When we read the Bible today, it is to us an ancient book, dating back anywhere from 1900-3500 years depending on which book you are reading. But we must remember that these books were written, under the guidance of the Holy Spirit, in times when their words needed to be heard, and that the people of God, Jewish and Christian in turn, heard the Lord’s voice through them. May He speak to us as vividly as we come to the Word today.



Thursday, April 3, 2014

The Apocrypha and the Hebrew canon

For my Bible reading project this year, I decided for the first time to read through a Roman Catholic translation, including the Apocrypha. I've read through the books of the Apocrypha before, but I thought it would be informative to read through them as they stand in the Bible. I take them in the order they appear in the New American Bible, Revised Edition, which is the translation I have chosen to read. So today I reached the first of these books, Tobit. (I admit that Tobit is a fascinating story, if a bit strange in detail and with a decided emphasis on almsgiving as a means of righteousness.)
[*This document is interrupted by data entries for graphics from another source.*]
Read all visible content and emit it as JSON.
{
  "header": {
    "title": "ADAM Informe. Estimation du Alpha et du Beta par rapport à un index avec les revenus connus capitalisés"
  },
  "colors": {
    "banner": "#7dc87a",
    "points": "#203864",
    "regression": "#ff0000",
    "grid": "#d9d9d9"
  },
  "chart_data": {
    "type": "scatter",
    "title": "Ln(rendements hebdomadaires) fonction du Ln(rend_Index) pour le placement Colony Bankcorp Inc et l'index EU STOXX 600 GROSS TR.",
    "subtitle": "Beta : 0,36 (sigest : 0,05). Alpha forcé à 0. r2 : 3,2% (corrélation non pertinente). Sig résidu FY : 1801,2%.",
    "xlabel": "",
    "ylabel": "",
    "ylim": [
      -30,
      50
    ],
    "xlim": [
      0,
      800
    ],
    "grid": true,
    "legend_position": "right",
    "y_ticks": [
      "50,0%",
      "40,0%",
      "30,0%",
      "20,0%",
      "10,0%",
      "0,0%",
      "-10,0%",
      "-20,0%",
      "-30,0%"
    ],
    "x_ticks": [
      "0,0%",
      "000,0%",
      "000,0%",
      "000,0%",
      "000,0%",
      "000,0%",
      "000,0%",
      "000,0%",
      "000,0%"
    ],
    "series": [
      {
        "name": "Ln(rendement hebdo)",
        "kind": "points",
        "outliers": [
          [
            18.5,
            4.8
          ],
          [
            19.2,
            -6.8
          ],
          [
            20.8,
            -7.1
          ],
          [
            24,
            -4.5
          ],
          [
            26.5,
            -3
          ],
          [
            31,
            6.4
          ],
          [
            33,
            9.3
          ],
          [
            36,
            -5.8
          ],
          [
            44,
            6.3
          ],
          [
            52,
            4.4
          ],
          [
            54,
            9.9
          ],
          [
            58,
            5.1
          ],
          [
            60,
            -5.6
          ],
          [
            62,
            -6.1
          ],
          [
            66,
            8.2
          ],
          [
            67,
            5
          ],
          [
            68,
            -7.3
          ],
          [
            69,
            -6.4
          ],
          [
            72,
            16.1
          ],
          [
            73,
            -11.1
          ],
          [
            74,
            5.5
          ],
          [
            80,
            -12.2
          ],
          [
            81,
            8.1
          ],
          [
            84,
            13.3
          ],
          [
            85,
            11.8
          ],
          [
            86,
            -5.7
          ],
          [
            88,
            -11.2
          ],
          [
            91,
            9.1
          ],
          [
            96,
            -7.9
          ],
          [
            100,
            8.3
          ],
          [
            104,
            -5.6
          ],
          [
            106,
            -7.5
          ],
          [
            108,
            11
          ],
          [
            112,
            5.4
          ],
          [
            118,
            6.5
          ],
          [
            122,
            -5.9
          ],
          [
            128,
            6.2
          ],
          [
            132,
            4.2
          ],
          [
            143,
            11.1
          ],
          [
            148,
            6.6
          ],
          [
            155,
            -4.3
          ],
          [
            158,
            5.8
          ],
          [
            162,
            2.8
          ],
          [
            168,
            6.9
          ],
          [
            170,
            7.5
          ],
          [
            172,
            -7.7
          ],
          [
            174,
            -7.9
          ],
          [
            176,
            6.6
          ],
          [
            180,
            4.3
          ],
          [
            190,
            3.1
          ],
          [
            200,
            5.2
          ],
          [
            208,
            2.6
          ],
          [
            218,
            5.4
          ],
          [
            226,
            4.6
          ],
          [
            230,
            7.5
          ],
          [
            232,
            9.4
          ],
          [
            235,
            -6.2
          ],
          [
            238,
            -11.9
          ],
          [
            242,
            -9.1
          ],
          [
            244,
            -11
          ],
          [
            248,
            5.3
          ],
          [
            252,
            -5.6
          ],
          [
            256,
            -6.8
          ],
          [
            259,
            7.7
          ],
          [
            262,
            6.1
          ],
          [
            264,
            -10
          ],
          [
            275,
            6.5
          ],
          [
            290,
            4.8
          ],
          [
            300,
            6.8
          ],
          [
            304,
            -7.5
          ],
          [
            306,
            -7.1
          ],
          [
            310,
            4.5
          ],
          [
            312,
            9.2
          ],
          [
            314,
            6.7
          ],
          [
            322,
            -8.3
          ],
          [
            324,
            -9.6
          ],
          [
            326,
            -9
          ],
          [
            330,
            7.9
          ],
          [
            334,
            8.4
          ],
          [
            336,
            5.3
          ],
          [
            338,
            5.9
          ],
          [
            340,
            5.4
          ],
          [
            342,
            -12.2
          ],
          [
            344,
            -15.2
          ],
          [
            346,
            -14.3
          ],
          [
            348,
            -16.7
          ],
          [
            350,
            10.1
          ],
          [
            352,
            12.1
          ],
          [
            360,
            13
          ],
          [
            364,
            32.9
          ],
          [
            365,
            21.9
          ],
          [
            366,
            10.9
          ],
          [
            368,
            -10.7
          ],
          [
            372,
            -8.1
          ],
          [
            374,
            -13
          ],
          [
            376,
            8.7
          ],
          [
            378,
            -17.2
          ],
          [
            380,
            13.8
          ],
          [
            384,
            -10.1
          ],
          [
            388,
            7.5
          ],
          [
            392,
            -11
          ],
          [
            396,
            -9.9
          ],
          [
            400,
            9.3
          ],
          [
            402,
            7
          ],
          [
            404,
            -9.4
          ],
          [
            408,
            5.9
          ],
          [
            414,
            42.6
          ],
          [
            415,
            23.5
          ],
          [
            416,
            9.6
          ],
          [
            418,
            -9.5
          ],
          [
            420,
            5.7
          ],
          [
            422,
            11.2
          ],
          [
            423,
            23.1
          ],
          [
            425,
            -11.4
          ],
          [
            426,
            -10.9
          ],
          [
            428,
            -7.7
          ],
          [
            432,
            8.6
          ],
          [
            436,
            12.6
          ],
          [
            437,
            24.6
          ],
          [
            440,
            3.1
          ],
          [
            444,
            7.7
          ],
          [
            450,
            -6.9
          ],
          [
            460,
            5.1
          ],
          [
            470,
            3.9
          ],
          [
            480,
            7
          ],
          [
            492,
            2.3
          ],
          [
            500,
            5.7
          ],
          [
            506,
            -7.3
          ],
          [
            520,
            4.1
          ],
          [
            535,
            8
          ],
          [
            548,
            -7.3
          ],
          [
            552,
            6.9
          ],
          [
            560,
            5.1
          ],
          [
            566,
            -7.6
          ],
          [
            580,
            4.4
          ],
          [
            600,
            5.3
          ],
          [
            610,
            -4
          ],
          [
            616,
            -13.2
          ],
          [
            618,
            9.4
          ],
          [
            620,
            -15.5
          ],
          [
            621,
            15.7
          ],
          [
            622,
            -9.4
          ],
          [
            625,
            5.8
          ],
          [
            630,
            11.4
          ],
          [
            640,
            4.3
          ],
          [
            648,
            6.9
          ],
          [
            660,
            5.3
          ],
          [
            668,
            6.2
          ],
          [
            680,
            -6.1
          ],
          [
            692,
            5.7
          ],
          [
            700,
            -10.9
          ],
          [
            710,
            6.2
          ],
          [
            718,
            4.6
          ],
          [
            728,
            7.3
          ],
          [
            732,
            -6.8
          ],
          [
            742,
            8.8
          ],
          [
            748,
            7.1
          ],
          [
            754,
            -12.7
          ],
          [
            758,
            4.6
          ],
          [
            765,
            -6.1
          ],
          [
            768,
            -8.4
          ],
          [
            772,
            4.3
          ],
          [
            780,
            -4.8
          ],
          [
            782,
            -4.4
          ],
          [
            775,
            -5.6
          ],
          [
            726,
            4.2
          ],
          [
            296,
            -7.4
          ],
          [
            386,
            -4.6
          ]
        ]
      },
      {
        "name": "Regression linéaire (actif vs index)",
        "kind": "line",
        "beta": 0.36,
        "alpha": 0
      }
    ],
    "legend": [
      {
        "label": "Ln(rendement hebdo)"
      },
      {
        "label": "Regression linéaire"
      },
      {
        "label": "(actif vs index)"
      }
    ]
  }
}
Now my friends will hit me from both sides the fence on this reading choice. My Protestant friends will ask me why I bother to read the Apocryphal books at all. (Some might even question why I'd bother with a non-Protestant translation, but I reading through a variety of translations gives me insights into where many of them come from theologically, and the Word of God is powerful in any good translation-and even in many bad ones!) As someone who has a deep interest in the early church, especially the Ante-Nicene period, I know that while these books were generally not accepted as canonical, they were respected as books that provided spiritual insight that could be helpful. In many respects, they are an OT era parallel to books like the Epistle of Barnabas, the Didache, and 1 Clement, which were valued by the church but were ultimately determined to be non-canonical.

My Roman Catholic friends, on the other hand, would ask why, if I consider them worthwhile enough to read and respect the opinion of the early church that they have some value, I don't consider them canonical. While there are a number of reasons to reject the Apocrypha (and even the Roman Catholic and Orthodox Churches view them as having a lesser canonical status), there really is one reason that stands out for me: they were not part of the Hebrew canon.

The Tanakh, as it later came to be called, was generally settled by time of the Hasmoneans. (The story that it was set at the Council of Jamnia in the late 1st or early 2nd century has been widely discredited.) The name comes from the Hebrew words for the three sections of the Hebrew Bible: Torah (Law), Nebi'im (Prophets), and Kethubim (Writings). It consisted of 22 or 24 books, depending on who was doing the division and whether they felt the need to have the same number of books as the Hebrew alphabet had letters. Several of our current 39 OT books were combined: the books of Samuel, the books of Kings, the books of Chronicles, Ezra/Nehemiah, and the Twelve minor prophets. (To get 22, you can combine Judges/Ruth and Jeremaih/Lamentations.)

This three-fold division, with its constituent books, was well-attested by Jesus' time. The Apocrypha lay outside of the Hebrew canon then, and continues to be rejected as canonical by Jews to this day. In my view, the establishment of what we call the Old Testament canon should follow the practice of the Jewish people, for whom it was a remains Scripture. For Christians to add to that canon is to place our (often much later) views on a higher plain than the views of those for whom these words were life.

I will continue to read the Apocrypha, and I anticipate that I will find it informative, spiritually uplifting, and helpful as devotional literature. I will still, however, base my beliefs and my theology on those books that I believe, and that the Jews believe, are the ones inspired by God.